As autonomous vehicles (AVs) approach mainstream release, it’s clear that new regulations will be required. Existing rules that cover vehicles driven by a human are inadequate in the face of the new challenges raised by AVs—especially in the areas of safety and liability. How will upcoming regulations affect the transportation industry? Here are some of the measures under consideration, and what you can expect to see in the transit space with the dawn of self-driving vehicle integration.
Uncharted Terrain: Facing the Unknown
AVs are being tested in countries all over the world, but the regulatory approach differs by region. Early adopter countries have long allowed test vehicles, and are now moving towards general legalization. While we are still in the very early stages of regulation, let’s take a look at a few examples of how the regulatory environment is shaping up around the world.

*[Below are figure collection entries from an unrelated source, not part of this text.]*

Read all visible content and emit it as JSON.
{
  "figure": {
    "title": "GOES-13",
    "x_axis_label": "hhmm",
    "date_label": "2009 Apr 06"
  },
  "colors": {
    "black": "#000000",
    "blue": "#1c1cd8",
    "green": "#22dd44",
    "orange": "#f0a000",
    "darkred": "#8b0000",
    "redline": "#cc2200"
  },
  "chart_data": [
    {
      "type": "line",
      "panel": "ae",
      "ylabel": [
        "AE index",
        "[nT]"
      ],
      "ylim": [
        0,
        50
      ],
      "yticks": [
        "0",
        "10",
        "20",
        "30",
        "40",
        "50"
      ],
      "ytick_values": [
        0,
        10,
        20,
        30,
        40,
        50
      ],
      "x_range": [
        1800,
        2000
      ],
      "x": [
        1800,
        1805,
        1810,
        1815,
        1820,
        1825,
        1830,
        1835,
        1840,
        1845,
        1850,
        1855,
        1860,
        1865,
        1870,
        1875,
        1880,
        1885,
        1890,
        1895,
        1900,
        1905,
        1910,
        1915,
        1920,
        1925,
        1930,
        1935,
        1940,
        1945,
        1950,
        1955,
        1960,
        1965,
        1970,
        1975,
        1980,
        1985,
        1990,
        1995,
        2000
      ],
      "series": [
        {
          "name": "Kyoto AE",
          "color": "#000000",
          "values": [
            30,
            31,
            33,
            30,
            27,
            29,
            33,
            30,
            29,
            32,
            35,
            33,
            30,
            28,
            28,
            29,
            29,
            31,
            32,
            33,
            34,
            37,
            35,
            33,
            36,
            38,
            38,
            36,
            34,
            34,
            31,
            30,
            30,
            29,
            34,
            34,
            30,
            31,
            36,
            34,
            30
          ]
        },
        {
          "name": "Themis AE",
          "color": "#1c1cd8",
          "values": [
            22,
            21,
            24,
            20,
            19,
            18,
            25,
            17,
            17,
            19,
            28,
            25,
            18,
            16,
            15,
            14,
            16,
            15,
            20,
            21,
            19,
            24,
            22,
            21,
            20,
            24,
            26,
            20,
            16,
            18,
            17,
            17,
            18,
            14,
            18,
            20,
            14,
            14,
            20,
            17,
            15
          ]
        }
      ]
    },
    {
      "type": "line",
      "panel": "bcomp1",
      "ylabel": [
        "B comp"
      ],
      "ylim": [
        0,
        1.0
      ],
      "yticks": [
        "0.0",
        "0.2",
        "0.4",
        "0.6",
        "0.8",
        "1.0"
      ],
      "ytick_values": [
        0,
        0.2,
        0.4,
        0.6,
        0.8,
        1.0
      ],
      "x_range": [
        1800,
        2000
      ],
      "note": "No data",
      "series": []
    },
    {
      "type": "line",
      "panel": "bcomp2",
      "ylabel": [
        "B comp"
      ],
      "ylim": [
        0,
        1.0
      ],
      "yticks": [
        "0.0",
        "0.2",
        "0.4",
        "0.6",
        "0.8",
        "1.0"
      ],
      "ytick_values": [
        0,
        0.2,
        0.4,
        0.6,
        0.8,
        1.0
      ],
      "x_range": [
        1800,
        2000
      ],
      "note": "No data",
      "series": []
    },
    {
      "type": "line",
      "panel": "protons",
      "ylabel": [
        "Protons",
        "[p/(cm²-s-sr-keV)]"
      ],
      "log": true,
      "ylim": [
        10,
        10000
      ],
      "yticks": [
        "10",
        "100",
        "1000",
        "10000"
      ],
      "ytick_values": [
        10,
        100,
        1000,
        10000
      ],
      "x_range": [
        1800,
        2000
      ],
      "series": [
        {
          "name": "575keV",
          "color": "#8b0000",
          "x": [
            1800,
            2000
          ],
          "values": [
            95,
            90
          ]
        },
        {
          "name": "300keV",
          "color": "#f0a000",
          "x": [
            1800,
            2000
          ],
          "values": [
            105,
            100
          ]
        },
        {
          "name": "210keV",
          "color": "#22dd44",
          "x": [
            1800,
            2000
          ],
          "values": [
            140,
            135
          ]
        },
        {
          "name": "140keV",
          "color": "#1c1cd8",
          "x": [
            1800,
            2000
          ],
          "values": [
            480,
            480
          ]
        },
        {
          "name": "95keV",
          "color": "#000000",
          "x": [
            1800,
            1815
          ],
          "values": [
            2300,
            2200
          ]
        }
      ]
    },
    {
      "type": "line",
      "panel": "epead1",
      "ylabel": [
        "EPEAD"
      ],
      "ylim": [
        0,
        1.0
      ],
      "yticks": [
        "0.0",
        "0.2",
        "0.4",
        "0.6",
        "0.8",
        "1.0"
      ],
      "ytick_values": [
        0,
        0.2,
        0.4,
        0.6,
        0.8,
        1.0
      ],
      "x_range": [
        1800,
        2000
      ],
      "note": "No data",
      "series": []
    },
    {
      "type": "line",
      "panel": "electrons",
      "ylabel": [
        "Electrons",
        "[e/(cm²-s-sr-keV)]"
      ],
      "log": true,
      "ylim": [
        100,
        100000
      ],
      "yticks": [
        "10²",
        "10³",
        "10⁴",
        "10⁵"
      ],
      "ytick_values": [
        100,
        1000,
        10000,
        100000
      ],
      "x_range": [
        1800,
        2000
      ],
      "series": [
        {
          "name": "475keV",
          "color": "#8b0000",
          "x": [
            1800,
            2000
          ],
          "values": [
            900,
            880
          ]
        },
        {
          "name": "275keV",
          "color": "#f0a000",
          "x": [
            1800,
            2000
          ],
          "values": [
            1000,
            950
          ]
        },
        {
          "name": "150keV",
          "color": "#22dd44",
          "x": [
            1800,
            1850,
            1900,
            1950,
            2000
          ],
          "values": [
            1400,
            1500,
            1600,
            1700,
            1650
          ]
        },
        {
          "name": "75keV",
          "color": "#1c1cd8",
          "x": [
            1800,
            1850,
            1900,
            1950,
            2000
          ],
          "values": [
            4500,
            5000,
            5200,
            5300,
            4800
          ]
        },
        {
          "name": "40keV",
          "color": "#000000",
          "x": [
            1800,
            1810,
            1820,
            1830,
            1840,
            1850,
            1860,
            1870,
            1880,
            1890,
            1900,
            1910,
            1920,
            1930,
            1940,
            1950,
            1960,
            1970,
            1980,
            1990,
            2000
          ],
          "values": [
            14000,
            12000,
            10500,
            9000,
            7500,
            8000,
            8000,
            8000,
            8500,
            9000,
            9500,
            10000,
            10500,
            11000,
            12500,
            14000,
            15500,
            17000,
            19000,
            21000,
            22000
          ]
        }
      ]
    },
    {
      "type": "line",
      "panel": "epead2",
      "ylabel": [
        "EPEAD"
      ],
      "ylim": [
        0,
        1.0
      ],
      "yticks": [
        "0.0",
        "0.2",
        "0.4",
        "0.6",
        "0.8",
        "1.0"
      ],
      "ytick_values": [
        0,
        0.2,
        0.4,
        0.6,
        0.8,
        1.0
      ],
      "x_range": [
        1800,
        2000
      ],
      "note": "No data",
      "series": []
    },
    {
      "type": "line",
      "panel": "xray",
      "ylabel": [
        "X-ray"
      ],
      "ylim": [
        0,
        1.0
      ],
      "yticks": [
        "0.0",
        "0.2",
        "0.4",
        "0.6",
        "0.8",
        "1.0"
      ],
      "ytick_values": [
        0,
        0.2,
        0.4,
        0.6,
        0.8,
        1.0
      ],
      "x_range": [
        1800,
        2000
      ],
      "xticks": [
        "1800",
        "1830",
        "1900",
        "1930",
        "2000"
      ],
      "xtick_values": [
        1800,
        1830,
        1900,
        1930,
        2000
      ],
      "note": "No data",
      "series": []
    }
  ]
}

Human vs. AI: Who’s the Better Driver?
It is clear that taking humans out of the driving equation soon will save lives by reducing crashes. Even the integration of automated vehicles that are 10% better than the average human driver would result in an average of 3,000 fewer accidents a year. But while automated systems are often perceived as infallible, driverless vehicles are still involved in accidents of ranging severity.
Accidents happen regardless of who is behind the wheel, and AVs have been involved in accidents that range from insignificant to major. As recently as March 18, an Uber AV struck and killed a pedestrian in Tempe, Arizona. Shortly after this event, a Tesla vehicle in autopilot mode collided with a highway barrier, killing the driver. How are events like these shaping the regulatory environment for AVs?
Immediate Solutions: Signs and Speed Bumps on the Road to Regulation
Perhaps one of the toughest questions facing the AV regulatory industry is who is ultimately responsible when a computer is in control of a vehicle during an accident. Is it the manufacturer, the supervising human or other drivers who should take the blame? Some companies are willing to accept liability: Volvo has gone on record saying they will accept all liability while their vehicles are in autonomous mode. On the other hand, states like Florida have provided protection to manufacturers by limiting liability in the event of an accident.
One way automation is set to change the transportation industry is through platooning. Platooning occurs when a group of AVs travel closely together and at high speed. The trucking industry in particular will benefit from platooning with reduced fuel costs, faster transit times and safer travel. “Following too closely” laws, current regulations which limit the distance one vehicle may travel from another, make platooning illegal. To address this, governments are taking steps to change these rules. States including Nevada, Texas and Arizona have all enacted legislation to legalize platooning.
Early Adopters: How Will AV Regulation Affect the Transportation Industry?
Taxi companies, transit authorities and the general car sharing industry are expected to be the early adopters of driverless technology. As the public sector continues to debate and enact AV regulations, and traditional and autonomous cars mix on our roads, what can these early adopters expect in terms of regulation?
Will AV Technology Do Away with Drivers?
While many predict cost savings—especially in the taxi and transit industry—as a result of oppertating without the cost of paid drivers, this benefit will not materialize for a while. Many governments are reluctant to allow for vehicles to travel in fully autonomous mode. The few areas where fully autonomous driving (without a driver behind the wheel) is allowed are remote testing grounds, and even these test zones are governed by very specific conditions. For example, even in the Netherlands, the number one most prepared country for AVs, driverless vehicles without a human behind the wheel still must have an operator at a different location ready to take control remotely. Considering the publicity that accidents involving autonomous vehicles receive, it is unlikely that truly autonomous vehicles operating without the input of humans will be allowed in the near future.
A Regulatory Patchwork
Another regulatory consideration for early adopters is the impact of a patchwork of different legislations. This is especially relevant for companies who operate in different cities or across jurisdictions. Platooning, for example, won’t be effective if it becomes illegal as soon as the platoon crosses into a jurisdiction which has not modified their “following too closely” regulations. Furthermore, if your fleet of vehicles operates in several different cities, and each city has a different approach to regulating AVs, fleet management becomes a complex and inefficient task. Having a competent dispatch company who understands regulations across the board, and is supported by the latest technology, will play an important role in future fleet management.
The driverless vehicle is still in its early days, and is not yet widely available to the public. It’s no surprise that the regulation of AVs is also in its infancy. Early adopters in the transit space will face challenges under an uncertain regulatory regime. For those early adopters who understand the risks and are willing to chart new ground, the benefits will be significant.